Though the Cazenovia baseball team knew it could win games when Kevin Ridings pitched, it found a lot more difficulty on other occasions.
One example was last Monday’s game against Hannibal, where the Lakers led late, but could not hold on in a 6-3 defeat to the Warriors.
Cooper Holgate got the start, and for four innings he was solid, limiting Hannibal to one run. Meanwhile, the Lakers, with single runs in the fourth and fifth innings, sneaked into a 2-1 lead.
Then, in the bottom of the fifth, Hannibal chased Holgate for two runs. Ridings, working on short rest, gave up three runs in the bottom of the sixth, the eventual margin.
Casey Fenton doubled and drove in a run, with Paul McLaughlin and Noah Race adding RBIs of their own, but no Cazenovia batter had more than one hit against Hannibals’ Taber Carter, who threw a complete game and held the Lakers to five hits overall.
It didn’t get easier for the Lakers on Thursday afternoon, when it visited OHSL Liberty American division leader Westhill and could not get much going in an 11-1 defeat to the Warriors.
In each of the first two innings, Cazenovia stranded runners on third, and Westhill made the Lakers pay with a five-run outburst in the second, keyed by two-run doubles from Ryan Roland and Sam Walsh off Lakers starter Jake Schettine.
It was 8-0 before Cazenovia got its lone run in the top of the sixth, Schettine scoring on Peter Decew’s single. Evan Begley and Alex Marshall both pitched in relief of Schettine, who managed two of the Lakers’ six hits for the afternoon.
In Friday night’s game against Solvay at Onondaga Community College, the Lakers’ fast start ended up meaning little in a 15-4 defeat to the Bearcats.
Begley, Schettine, Cyle Dennis and Kevin Ridings all drove in runs in the top of the first, putting Cazenovia in front 4-0. Solvay countered with three runs in its first two innings and then, in the bottom of the fourth, erupted for 11 runs off four different Cazenovia pitchers. Jeff Honsinger, Sammy Kippen and Mike Yiazzo would lead the Bearcats with three RBIs apiece.
Chittenango, meanwhile, was 4-5, coming off a narrow defeat to defending Section III Class A champion Jamesville-DeWitt on May 2, when it resumed action five days later against visiting Mexico and lost a 5-2 decision to the Tigers.
After an exchange of first-inning runs, Mexico got to Bears starting pitcher Seamus St. Ledger with a run in the third and two runs in the fourth.

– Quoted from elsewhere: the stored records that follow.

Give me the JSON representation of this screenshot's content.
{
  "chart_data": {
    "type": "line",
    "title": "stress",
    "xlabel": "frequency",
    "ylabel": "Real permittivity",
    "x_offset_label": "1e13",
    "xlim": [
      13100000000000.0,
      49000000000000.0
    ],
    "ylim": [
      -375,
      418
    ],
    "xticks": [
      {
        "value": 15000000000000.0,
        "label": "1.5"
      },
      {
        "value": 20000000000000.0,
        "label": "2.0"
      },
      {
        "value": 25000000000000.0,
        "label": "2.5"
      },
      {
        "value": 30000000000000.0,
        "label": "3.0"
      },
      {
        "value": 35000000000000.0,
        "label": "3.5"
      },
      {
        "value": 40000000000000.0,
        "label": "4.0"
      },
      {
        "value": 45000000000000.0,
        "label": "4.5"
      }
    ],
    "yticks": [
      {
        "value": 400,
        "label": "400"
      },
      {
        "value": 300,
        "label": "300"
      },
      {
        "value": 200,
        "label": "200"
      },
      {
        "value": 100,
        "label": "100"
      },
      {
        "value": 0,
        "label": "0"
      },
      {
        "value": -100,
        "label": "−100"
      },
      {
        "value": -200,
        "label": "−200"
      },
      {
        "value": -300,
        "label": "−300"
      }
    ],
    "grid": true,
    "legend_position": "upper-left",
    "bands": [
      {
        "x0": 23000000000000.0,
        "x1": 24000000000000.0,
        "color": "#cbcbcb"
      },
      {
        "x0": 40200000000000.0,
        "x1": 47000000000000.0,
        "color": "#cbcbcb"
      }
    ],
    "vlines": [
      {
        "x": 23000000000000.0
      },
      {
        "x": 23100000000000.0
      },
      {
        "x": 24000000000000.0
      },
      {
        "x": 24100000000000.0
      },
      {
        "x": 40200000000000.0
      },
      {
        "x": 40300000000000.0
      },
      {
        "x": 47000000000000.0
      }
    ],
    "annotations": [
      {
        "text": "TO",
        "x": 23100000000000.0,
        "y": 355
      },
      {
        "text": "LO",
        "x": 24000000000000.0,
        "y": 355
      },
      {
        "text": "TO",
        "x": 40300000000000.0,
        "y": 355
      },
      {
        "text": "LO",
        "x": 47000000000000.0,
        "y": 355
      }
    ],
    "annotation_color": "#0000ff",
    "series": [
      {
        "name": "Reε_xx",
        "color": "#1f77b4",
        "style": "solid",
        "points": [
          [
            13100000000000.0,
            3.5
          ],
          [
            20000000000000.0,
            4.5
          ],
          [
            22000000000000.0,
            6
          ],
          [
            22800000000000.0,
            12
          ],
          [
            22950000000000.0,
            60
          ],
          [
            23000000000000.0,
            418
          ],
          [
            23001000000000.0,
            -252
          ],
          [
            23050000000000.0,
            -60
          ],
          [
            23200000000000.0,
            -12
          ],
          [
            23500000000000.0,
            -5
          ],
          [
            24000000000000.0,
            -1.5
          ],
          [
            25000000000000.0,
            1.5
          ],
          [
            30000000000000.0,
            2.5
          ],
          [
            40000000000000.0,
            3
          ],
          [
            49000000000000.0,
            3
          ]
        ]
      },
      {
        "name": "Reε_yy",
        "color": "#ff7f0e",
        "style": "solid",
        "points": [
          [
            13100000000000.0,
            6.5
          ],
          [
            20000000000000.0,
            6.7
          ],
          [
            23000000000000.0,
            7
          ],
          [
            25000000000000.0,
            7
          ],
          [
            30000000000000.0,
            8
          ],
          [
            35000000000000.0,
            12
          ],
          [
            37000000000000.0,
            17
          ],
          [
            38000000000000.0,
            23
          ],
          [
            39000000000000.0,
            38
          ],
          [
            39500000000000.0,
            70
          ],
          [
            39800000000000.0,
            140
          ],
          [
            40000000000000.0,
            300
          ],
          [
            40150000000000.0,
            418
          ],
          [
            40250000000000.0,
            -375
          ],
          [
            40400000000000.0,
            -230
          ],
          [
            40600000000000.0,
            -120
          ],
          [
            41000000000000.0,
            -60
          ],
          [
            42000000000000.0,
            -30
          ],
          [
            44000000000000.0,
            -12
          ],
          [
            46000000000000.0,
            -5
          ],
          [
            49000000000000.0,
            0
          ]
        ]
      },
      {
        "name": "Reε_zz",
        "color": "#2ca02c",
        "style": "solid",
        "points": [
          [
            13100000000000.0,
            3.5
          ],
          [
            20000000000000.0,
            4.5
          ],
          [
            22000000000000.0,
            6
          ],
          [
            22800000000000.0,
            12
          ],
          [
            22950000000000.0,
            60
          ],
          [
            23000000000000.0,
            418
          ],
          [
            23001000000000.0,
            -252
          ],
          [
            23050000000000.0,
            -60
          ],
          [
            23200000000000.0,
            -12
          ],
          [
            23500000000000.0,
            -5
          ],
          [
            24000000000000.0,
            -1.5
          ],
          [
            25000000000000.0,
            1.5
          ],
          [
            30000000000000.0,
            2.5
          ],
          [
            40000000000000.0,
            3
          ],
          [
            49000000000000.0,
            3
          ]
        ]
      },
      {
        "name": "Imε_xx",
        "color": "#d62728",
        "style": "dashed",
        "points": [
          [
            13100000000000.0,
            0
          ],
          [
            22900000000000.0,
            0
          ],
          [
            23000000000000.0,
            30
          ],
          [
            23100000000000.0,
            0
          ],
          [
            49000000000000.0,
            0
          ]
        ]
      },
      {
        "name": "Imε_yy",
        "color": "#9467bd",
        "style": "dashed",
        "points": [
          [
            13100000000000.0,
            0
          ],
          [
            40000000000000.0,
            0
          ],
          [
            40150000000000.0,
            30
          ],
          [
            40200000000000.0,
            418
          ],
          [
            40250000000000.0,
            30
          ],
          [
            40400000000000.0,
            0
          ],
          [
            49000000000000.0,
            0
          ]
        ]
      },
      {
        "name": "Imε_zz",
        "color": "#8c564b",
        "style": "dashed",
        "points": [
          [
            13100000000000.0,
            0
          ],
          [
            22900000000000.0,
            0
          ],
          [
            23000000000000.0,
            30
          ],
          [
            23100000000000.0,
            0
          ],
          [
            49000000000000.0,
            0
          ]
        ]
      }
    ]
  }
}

Dane Johnson settled things down in a 3 1/3 inning relief stint, but Chittenango could not catch up, only tacking on a run in the sixth as Johnson and Zane Garvey had one RBI apiece. All told, the Bears had just four hits against Tigers starter Josh Washer, who pitched a complete game.
But when the two sides met again, at Mexico, on Saturday afternoon, it turned into a showcase for Wyatt Myers as he threw the first no-hitter of his varsity career and helped the Bears shut out the Tigers 8-0.
Though far from perfect – he allowed five walks and a hit batsman, and Chittenango had an error – Myers prevented any Mexico batter from safely reaching base, recording 11 strikeouts.
A five-run second inning broke the game open, and Myers was in the middle of the attack, too, with two hits, two runs scored and an RBI. John Murray, Joe Murray, Jack Wandersee, Zane Cowburn and Justin Gondeck also drove in runs.